Fortunately, I was wearing my knee length velvet coat over the top, as it was hideously cold in this 1890's building, so the fabric failure was only evident to me. Whew, that was a close one! I had planned to take photographs of the garment the next morning for the blog, but I'm sure you are glad that I thought better of it.
This version is a nod to my rather large pile of unsewn winter projects. A skirt from this fabric has been in my mental sewing list for the last 2or 3 winters. The fabric is a loose cotton and wool blend that I bought when Textilestudio was selling off their stock, and I love the colours and print, despite the unecessary attention drawing qualites of such a fabric over my behind. Note that I am not showing you a back view ;). Maybe I should wear my coat with this one too.

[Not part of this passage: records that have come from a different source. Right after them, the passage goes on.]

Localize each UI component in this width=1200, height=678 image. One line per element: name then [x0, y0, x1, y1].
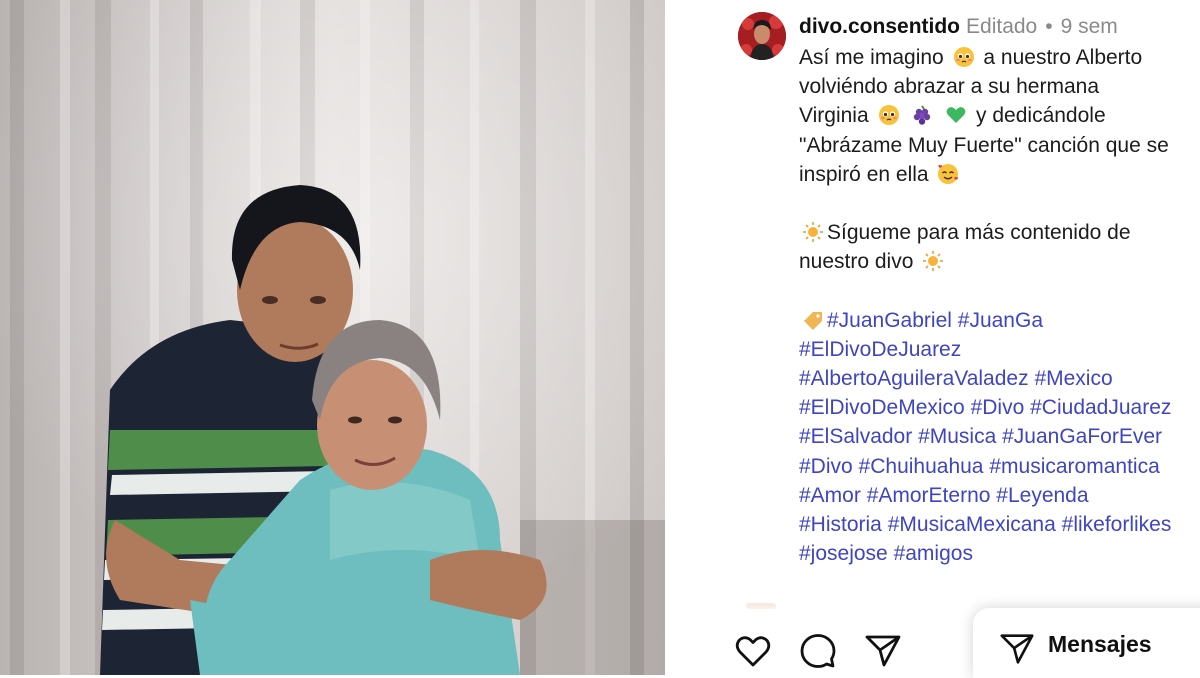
hashtag-link[interactable]: #JuanGaForEver	[1002, 425, 1162, 448]
heart-icon	[735, 636, 771, 667]
caption-text: nuestro divo	[799, 250, 914, 274]
post-header: divo.consentido Editado • 9 sem	[799, 14, 1118, 40]
hashtag-link[interactable]: #likeforlikes	[1062, 513, 1172, 536]
photo-illustration	[0, 0, 665, 675]
hashtag-link[interactable]: #josejose	[799, 542, 888, 565]
timestamp[interactable]: 9 sem	[1061, 15, 1118, 38]
hashtag-link[interactable]: #Musica	[918, 425, 996, 448]
caption-line: "Abrázame Muy Fuerte" canción que se	[799, 131, 1199, 160]
caption-text: inspiró en ella	[799, 162, 929, 186]
hashtag-link[interactable]: #MusicaMexicana	[888, 513, 1056, 536]
caption-text: a nuestro Alberto	[983, 46, 1143, 69]
hashtag-link[interactable]: #Historia	[799, 513, 882, 536]
divider-gutter	[665, 0, 708, 675]
hashtag-link[interactable]: #CiudadJuarez	[1030, 396, 1171, 419]
sun-icon	[803, 222, 823, 243]
caption-text: Sígueme para más contenido de	[827, 221, 1131, 245]
username-link[interactable]: divo.consentido	[799, 15, 960, 38]
caption-line: volviéndo abrazar a su hermana	[799, 72, 1199, 101]
caption-line: Así me imagino a nuestro Alberto	[799, 43, 1199, 72]
hashtag-line: #AlbertoAguileraValadez #Mexico	[799, 364, 1199, 393]
hashtag-line: #Amor #AmorEterno #Leyenda	[799, 481, 1199, 510]
send-icon	[865, 635, 901, 667]
hashtag-link[interactable]: #JuanGa	[958, 309, 1043, 332]
post-photo[interactable]	[0, 0, 665, 675]
smiling-face-with-hearts-icon	[938, 163, 959, 184]
hashtag-link[interactable]: #Divo	[971, 396, 1025, 419]
comment-button[interactable]	[798, 631, 838, 671]
hashtag-line: #JuanGabriel #JuanGa	[799, 306, 1199, 335]
caption-text: Así me imagino	[799, 46, 944, 69]
edited-label: Editado	[966, 15, 1038, 38]
caption-line: Virginia y dedicándole	[799, 101, 1199, 130]
hashtag-line: #ElDivoDeJuarez	[799, 335, 1199, 364]
caption-line: nuestro divo	[799, 247, 1199, 276]
hashtag-link[interactable]: #Chuihuahua	[859, 455, 984, 478]
hashtag-link[interactable]: #Divo	[799, 455, 853, 478]
messages-button[interactable]: Mensajes	[973, 608, 1200, 678]
post-caption-panel: divo.consentido Editado • 9 sem Así me imag…	[708, 0, 1200, 675]
pleading-face-icon	[953, 47, 974, 67]
hashtag-link[interactable]: #musicaromantica	[989, 455, 1159, 478]
hashtag-link[interactable]: #AlbertoAguileraValadez	[799, 367, 1029, 390]
hashtag-link[interactable]: #Amor	[799, 484, 861, 507]
hashtag-link[interactable]: #Mexico	[1034, 367, 1112, 390]
like-button[interactable]	[733, 631, 773, 671]
hashtag-line: #ElDivoDeMexico #Divo #CiudadJuarez	[799, 393, 1199, 422]
hashtag-link[interactable]: #ElSalvador	[799, 425, 912, 448]
hashtag-line: #ElSalvador #Musica #JuanGaForEver	[799, 422, 1199, 451]
pleading-face-icon	[878, 105, 899, 126]
hashtag-line: #Historia #MusicaMexicana #likeforlikes	[799, 510, 1199, 539]
send-icon	[1000, 634, 1034, 664]
label-tag-icon	[804, 311, 822, 330]
post-caption: Así me imagino a nuestro Alberto volvién…	[799, 43, 1199, 568]
hashtag-link[interactable]: #AmorEterno	[867, 484, 991, 507]
hashtag-link[interactable]: #amigos	[894, 542, 973, 565]
messages-label: Mensajes	[1048, 631, 1152, 657]
comment-icon	[800, 634, 836, 668]
caption-text: Virginia	[799, 104, 869, 128]
hashtag-link[interactable]: #Leyenda	[996, 484, 1088, 507]
green-heart-icon	[946, 107, 966, 124]
caption-line: Sígueme para más contenido de	[799, 218, 1199, 247]
avatar-image	[738, 12, 786, 60]
caption-line: inspiró en ella	[799, 160, 1199, 189]
sun-icon	[923, 251, 944, 272]
caption-text: "Abrázame Muy Fuerte" canción que se	[799, 133, 1169, 157]
caption-text: y dedicándole	[976, 104, 1106, 128]
hashtag-link[interactable]: #ElDivoDeMexico	[799, 396, 965, 419]
grapes-icon	[914, 105, 931, 126]
caption-text: volviéndo abrazar a su hermana	[799, 75, 1100, 99]
hashtag-line: #josejose #amigos	[799, 539, 1199, 568]
hashtag-link[interactable]: #ElDivoDeJuarez	[799, 338, 961, 361]
hashtag-line: #Divo #Chuihuahua #musicaromantica	[799, 452, 1199, 481]
avatar[interactable]	[738, 12, 786, 60]
separator-dot: •	[1045, 15, 1053, 38]
share-button[interactable]	[863, 631, 903, 671]
hashtag-link[interactable]: #JuanGabriel	[827, 309, 952, 332]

I have cleverly turned Burda's fashionable high wasited skirt into a very basic pattern by chopping off most of the height of the waist, and making the length just above the knee instead of mid calf. I have lined the skirt and not used a waist facing.
Once again, I attempted the contour elastic waistband from Threads, September 2008 for this skirt.
This time, I sewed a thinner, more flexible elastic to the seam allowance of the waistband seam, stretching it very slightly. The elastic is between the outer and lining fabrics. I then topstitched, stretching the elastic again.
The elastic is sewn down to the zipper tapes through both lining and outer fabric, using stab stitching. The elastic pulled too much when sewn to just the lining fabric (polycotton batiste).
I added an inner button tab, idea taken some years ago from Sue (her tabs are much neater and do not have crooked buttonholes), to help support the elastic and also to hide the v I had left at the top of the zipper due to topstitching too far.
This waist looks less bulky than my previous attempts, but I am not completely sold on this method. Maybe elastic waists are just not my cup of tea.
I am making the skirt again in a light denim. I might try a facing this time, just for a change.